On the other side of the spectrum, if the pelvic floor has really high tone, or uneven tone, it may cause baby’s head to tilt sideways.

Baby’s Position & Pelvic Level

Each level of the pelvis has a different shape and general movement pattern that creates more space. We break down pelvic biomechanics in more depth in our childbirth education courses.

We want to align the baby’s head with the shape of the pelvic levels.

For example, when trying to support engagement or a baby entering the pelvis, the baby’s head tends to be the widest front to back, and the inlet tends to be the widest side to side. So, we want babies to be LOT, or left occiput transverse when they engage into the pelvis to best fit into that space.

If the baby is not aligned to the space available, we may find they have more difficulty descending and rotating through the pelvis.

For example, if the baby is posterior or OP, they tend to present chin forward so their head has a larger diameter due to the uterine shape. Then, with this larger diameter, they are not aligned to the larger opening of the pelvis, which would be side to side. The Baby’s head would likely overlap the pubic bone, and not engage into the pelvis. This is not because the baby is too big or the pelvis is too small, but rather the presentation and alignment were not ideal.

Movement

The pelvic joints have significant movement capability during pregnancy and birth. When we move, our pelvis movements and different spaces open or close. When we do not move or restrict our movement, space tends to not change.

If the baby is trying to engage and is aligned w the pelvic inlet, we can create more space at that pelvic level to support the baby’s engagement.
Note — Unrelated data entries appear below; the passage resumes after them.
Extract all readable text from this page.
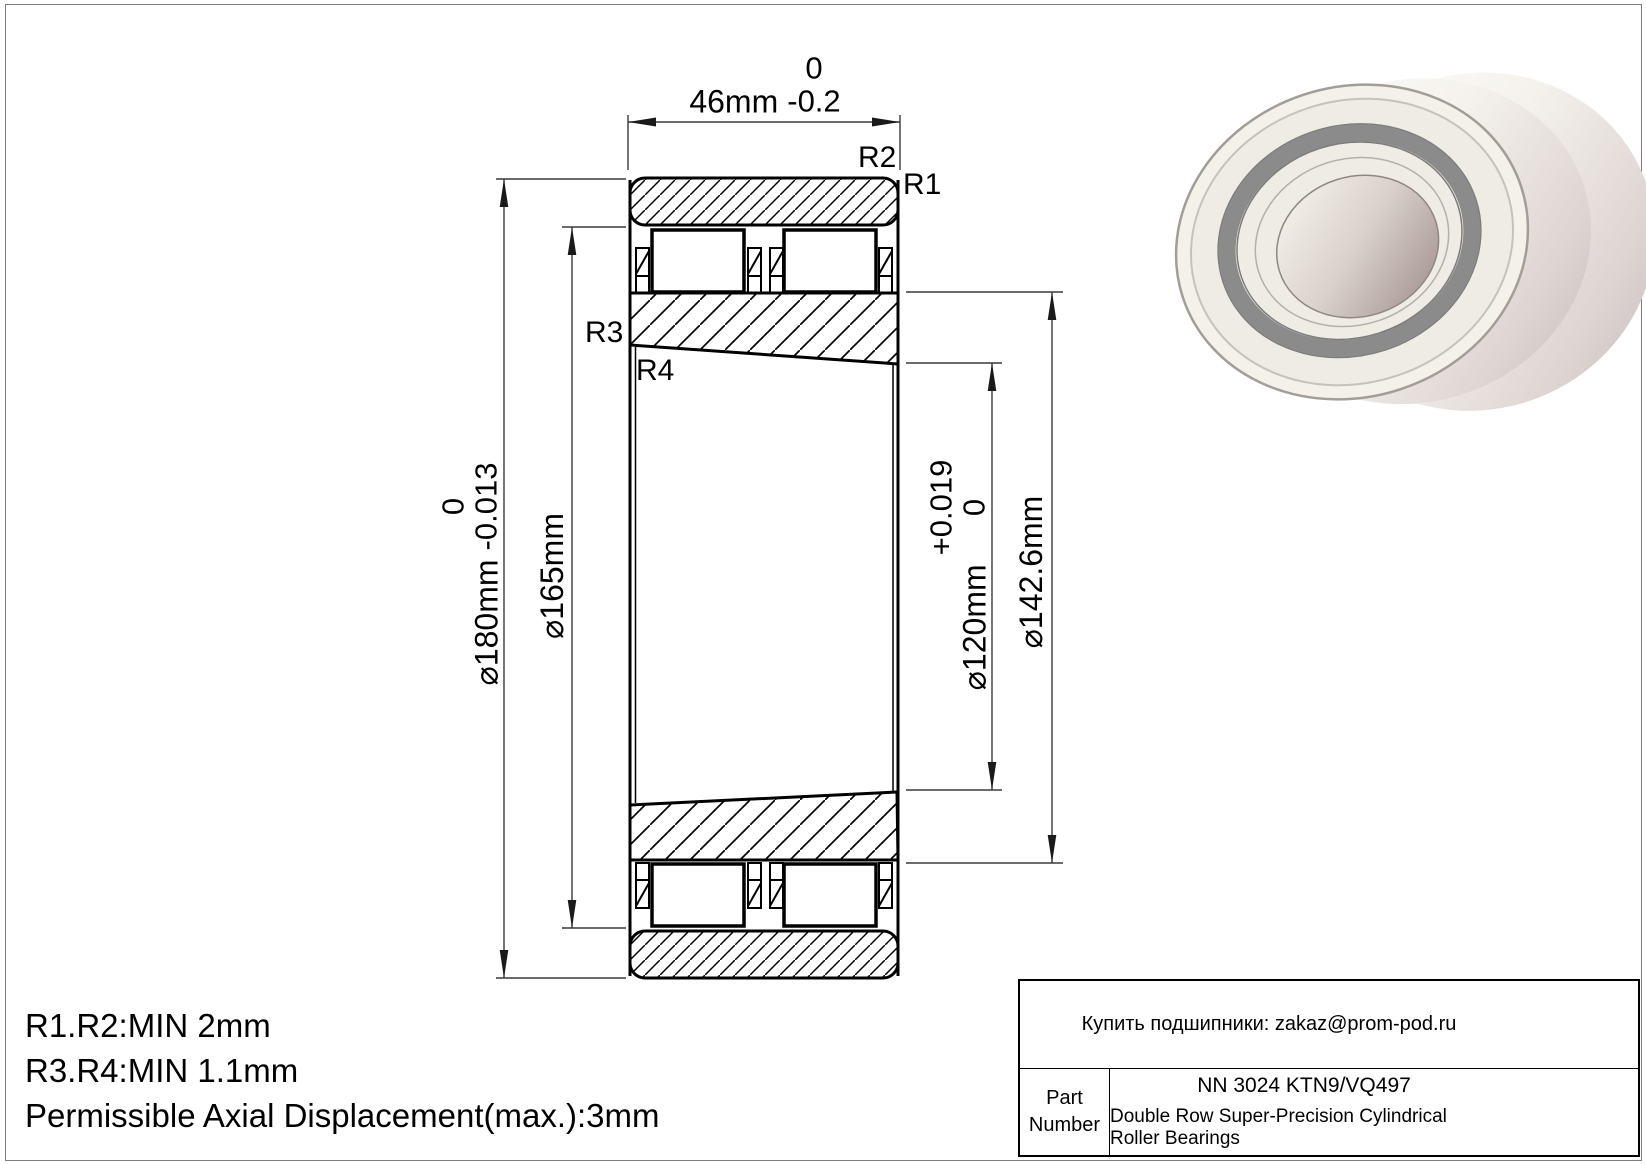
46mm
0
-0.2
⌀180mm
0
-0.013
⌀165mm	⌀120mm
+0.019
0 ⌀142.6mm
R2
R1
R3
R4
R1.R2:MIN 2mm
R3.R4:MIN 1.1mm
Permissible Axial Displacement(max.):3mm
Купить подшипники: zakaz@prom-pod.ru
Part Number
NN 3024 KTN9/VQ497
Double Row Super-Precision Cylindrical Roller Bearings
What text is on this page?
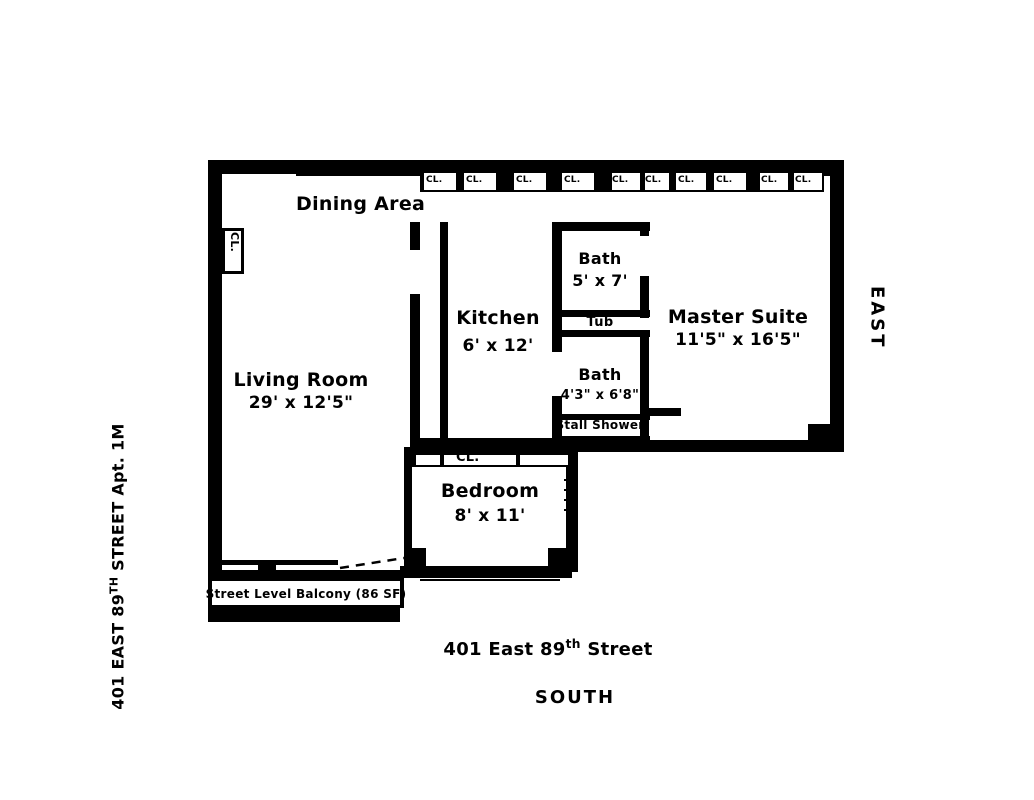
Dining Area
Living Room
29' x 12'5"
Kitchen
6' x 12'
Bath
5' x 7'
Tub
Bath
4'3" x 6'8"
Stall Shower
Master Suite
11'5" x 16'5"
Bedroom
8' x 11'
Street Level Balcony (86 SF)
CL.
CL.
CL.	CL.	CL.	CL.	CL. CL. CL. CL.	CL. CL.
401 East 89th Street
SOUTH
EAST
401 EAST 89TH STREET Apt. 1M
If the baby is trying to rotate through the pelvis, we can create more space in the mid pelvis to support the baby’s rotation.

If we do not move or limit our movement, we may find that our labor has a prolonged pause because the space needed is not being created to support our baby’s descent through the pelvis.

What to do?

CPD may not be a common diagnosis, but relative CPD, or the appearance of a too-large baby/too small pelvis, may have a large role in how birth progresses. If we focus on supporting the baby’s chin position to present smaller, baby’s fetal position to align with the pelvic level shapes, and encourage movement during labor, we may find that labor suddenly progresses when we may have thought otherwise!